Climatic perturbation and speciation of Southern and Eastern African Bulbul/Greenbul species (family Pycnonotidae)

Lokugalappatti, L.G. Sampath (2011-12)

Thesis (PhD (Botany and Zoology))--Stellenbosch University, 2011.

Thesis

ENGLISH ABSTRACT: African greenbuls are an ideal model system with which to explore different hypothesis that may underlie observed patterns of lineage diversification. Among those few hypotheses amenable to falsification by phylogenetic methods concerning the diversification of the southern and east African biota, three can be singled out because of their verifiable predictions: the Plio-Pleistocene refugia, montane speciation and the gradient hypotheses. I used phylogenetic and population genetics methods to reconstruct the diversification history of three African greenbul species/species complexes (Pycnonotidae) in southern and east Africa. My study established that most of the greenbul diversification took place in Plio- Pleistocene and the primary mechanism appears to be climatic cycling, yet dispersal and vicarince too have shaped the population genetic structure. The pattern of diversification observed in the three study taxa/species complexes differs substantially and can mostly be explained by the Pleistocene refuge hypothesis. The study did not support the montane speciation hypothesis as articulated by Roy (1997) for some of the montane Andropadus taxa. Phylogeographic and population genetics analyses on the grey-olive greenbul found a close association between palaeodrainage systems and swampy areas (seeps) as an important habitat configuration for diversification of lineages restructured to these patchy habitats. Historical demographic analysis on Sombre greenbul revealved evidence for putative eastern and southern coastal forest refugia. Further, this study revealed the complex nature of East African biogeography, and two possible routes of dispersal from Albertine Rift refugia to the Eastern Arc and East African coastal forest in the Yellow-streaked greenbul complex.

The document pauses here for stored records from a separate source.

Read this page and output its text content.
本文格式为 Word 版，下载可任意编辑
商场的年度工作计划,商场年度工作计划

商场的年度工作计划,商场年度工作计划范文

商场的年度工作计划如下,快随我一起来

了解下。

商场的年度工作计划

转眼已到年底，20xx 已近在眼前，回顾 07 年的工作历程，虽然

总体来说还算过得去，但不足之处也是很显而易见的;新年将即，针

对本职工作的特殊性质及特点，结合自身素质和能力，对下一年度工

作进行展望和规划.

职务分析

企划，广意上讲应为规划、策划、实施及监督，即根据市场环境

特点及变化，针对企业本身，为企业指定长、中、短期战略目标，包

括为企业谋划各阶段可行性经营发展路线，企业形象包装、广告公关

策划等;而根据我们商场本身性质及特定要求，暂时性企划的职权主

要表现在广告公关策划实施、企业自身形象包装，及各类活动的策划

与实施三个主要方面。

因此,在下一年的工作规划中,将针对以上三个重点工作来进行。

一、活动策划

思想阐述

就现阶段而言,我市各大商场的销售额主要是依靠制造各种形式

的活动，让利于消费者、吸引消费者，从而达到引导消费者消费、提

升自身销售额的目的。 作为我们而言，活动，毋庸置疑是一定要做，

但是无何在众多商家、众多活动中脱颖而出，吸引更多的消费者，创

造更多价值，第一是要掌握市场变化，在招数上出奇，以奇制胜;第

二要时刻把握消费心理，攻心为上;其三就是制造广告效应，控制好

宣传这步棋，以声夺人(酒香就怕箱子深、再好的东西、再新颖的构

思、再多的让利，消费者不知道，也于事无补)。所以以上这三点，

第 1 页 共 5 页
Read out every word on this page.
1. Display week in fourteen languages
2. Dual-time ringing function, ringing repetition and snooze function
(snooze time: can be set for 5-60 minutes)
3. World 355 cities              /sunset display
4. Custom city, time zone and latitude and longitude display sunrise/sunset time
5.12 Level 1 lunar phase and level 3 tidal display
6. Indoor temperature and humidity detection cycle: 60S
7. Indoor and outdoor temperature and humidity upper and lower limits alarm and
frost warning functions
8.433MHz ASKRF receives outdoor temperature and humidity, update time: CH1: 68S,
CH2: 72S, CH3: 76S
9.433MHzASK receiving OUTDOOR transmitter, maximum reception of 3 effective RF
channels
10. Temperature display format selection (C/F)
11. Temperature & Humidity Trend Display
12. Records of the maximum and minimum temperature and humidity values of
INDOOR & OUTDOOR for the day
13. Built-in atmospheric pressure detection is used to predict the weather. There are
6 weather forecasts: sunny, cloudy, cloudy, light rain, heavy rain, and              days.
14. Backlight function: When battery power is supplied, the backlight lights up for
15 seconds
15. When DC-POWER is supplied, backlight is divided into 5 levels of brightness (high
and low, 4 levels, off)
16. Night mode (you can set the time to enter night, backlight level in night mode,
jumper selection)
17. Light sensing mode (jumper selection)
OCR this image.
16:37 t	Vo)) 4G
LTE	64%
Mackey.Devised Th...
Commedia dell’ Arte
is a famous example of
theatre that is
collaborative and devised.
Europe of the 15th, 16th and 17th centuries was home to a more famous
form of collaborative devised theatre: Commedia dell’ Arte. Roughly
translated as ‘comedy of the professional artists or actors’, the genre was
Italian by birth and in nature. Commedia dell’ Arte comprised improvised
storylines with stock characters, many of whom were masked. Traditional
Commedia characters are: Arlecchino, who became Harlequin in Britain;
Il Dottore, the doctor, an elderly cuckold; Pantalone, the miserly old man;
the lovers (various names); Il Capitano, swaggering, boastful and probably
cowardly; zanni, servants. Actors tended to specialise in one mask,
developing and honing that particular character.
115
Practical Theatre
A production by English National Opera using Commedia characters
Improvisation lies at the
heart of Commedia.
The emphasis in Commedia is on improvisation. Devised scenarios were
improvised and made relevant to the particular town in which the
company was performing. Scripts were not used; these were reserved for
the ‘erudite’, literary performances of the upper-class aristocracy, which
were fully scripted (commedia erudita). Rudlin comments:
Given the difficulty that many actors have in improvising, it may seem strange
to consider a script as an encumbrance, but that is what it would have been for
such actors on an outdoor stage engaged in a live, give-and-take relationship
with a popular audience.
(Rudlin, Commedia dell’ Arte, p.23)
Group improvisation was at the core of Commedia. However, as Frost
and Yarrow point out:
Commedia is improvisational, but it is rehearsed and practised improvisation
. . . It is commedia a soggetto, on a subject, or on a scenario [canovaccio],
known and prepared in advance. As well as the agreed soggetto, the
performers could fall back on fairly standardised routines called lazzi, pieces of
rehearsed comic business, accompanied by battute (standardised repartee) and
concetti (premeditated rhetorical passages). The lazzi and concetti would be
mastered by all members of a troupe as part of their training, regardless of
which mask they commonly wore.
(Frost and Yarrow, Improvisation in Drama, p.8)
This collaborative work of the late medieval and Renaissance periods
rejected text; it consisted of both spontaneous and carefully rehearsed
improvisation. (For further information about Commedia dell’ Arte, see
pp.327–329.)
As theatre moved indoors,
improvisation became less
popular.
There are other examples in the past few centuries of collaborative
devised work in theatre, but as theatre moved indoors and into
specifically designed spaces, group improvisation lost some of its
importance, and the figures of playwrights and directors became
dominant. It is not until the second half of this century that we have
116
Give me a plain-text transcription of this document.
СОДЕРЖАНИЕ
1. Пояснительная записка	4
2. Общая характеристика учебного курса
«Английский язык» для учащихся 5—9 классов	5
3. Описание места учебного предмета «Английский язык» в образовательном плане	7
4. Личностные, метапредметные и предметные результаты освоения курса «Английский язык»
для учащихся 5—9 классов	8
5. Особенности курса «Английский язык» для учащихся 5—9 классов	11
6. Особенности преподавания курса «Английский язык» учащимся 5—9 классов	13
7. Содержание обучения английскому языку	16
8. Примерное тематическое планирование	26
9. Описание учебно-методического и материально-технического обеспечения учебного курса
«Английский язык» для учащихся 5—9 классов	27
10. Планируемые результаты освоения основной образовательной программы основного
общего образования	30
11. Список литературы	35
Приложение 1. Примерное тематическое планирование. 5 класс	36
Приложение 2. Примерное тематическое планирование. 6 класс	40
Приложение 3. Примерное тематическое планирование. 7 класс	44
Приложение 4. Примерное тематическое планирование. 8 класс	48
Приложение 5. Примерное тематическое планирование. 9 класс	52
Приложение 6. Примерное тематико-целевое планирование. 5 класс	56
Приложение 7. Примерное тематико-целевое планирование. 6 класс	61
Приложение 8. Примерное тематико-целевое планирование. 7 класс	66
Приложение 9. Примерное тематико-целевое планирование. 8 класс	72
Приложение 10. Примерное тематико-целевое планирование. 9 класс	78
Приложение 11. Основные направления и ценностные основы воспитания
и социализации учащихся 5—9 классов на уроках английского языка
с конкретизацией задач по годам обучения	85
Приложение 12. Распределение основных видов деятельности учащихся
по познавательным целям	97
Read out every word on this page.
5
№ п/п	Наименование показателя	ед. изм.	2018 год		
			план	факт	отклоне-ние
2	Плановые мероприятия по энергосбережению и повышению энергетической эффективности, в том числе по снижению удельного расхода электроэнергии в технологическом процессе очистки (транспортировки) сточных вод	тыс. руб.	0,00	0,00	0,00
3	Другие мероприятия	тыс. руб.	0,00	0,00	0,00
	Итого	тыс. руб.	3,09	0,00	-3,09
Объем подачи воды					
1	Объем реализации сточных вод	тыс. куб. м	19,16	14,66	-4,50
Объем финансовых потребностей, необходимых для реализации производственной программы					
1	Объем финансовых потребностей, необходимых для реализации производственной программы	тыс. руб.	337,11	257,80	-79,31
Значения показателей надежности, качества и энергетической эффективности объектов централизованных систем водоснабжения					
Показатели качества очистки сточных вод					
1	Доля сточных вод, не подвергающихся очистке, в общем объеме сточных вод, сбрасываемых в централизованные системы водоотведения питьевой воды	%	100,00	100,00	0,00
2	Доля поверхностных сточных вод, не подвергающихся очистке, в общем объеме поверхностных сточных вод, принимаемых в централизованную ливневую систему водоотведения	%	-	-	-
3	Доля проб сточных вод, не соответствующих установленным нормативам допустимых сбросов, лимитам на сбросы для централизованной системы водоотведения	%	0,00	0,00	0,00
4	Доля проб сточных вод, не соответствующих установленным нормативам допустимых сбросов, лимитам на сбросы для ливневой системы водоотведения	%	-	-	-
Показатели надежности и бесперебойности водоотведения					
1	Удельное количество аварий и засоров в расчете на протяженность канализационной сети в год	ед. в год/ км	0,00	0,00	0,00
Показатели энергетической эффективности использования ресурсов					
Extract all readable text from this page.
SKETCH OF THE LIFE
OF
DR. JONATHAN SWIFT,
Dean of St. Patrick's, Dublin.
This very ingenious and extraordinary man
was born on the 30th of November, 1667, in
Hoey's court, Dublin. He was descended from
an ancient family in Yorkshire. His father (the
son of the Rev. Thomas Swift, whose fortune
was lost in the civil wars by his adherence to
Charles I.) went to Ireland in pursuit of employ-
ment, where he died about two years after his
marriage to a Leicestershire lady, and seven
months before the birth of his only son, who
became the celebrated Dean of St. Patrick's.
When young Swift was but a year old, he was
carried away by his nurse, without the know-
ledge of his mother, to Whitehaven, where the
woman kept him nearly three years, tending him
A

AFRIKAANSE OPSOMMING: Afrika greenbuls is 'n ideale modelstelsel wat gebruik kan word om verskillende hipotese rakend die waargenome patrone van lyndiversifisering te verken. Onder dié paar hipoteses met betrekking tot die diversifisering van die suidelike en oos Afrika biota wat ontvanklik is vir vervalsing deur filogenetiese metodes, kan drie uitgesonder word as gevolg van hulle verifieerbare voorspellings: die Plio-Pleistoseen toevlugs-, bergspesiasie- en die gradiënt hipoteses. Ek gebruik filogenetiese en bevolkingsgenetiese metodes om die diversifikasiegeskiedenis van die drie Afrikaanse greenbul spesies / spesiekomplekse (Pycnonotidae) te rekonstrueer in die suidelike en oos Afrika. My studie bevind dat meeste van die greenbul diversifikasie plaasgevind het in Plio- Pleistoseen en die primêre meganisme blyk klimaatsverandering te wees alhoewel verspreiding en vikariansie ook bygedra het tot die algemene bevolkingstruktuur. Die waargenome patroon van diversifikasie in die drie studie taxa / spesiekomplekse verskil aansienlik van mekaar maar kan meestal verklaar word deur die Pleistoseen toevlugshipotese. Die studie het egter geen ondersteuning gevind vir die bergspesiasiehipotese soos verwoord deur Roy (1997) vir 'n paar van die berg Andropadus taxa nie. Filogeografiese- en bevolkingsgenetiese ontledings op die grys-olyf greenbul het 'n noue verband gevind tussen palaeodreineringstelsels en moerasgebiede (syferwater) as' n belangrike habitatdrywer vir diversifisering van lyne wat gestruktureer is rondom verbreekte habitatte. Historiese demografiese analises op die Sombre greenbul het moontlike oostelike en suidelike kuswoud heenkomes uitgewys. Hierdie studie het ook die komplekse aard van Oos- Afrika biogeografie ontbloot, asook twee moontlike roetes van verspreiding vanaf die Albertine Rif na die Oostelike Ark asook Oos-Afrika kuswoude in die geel-gestreepte greenbul-kompleks.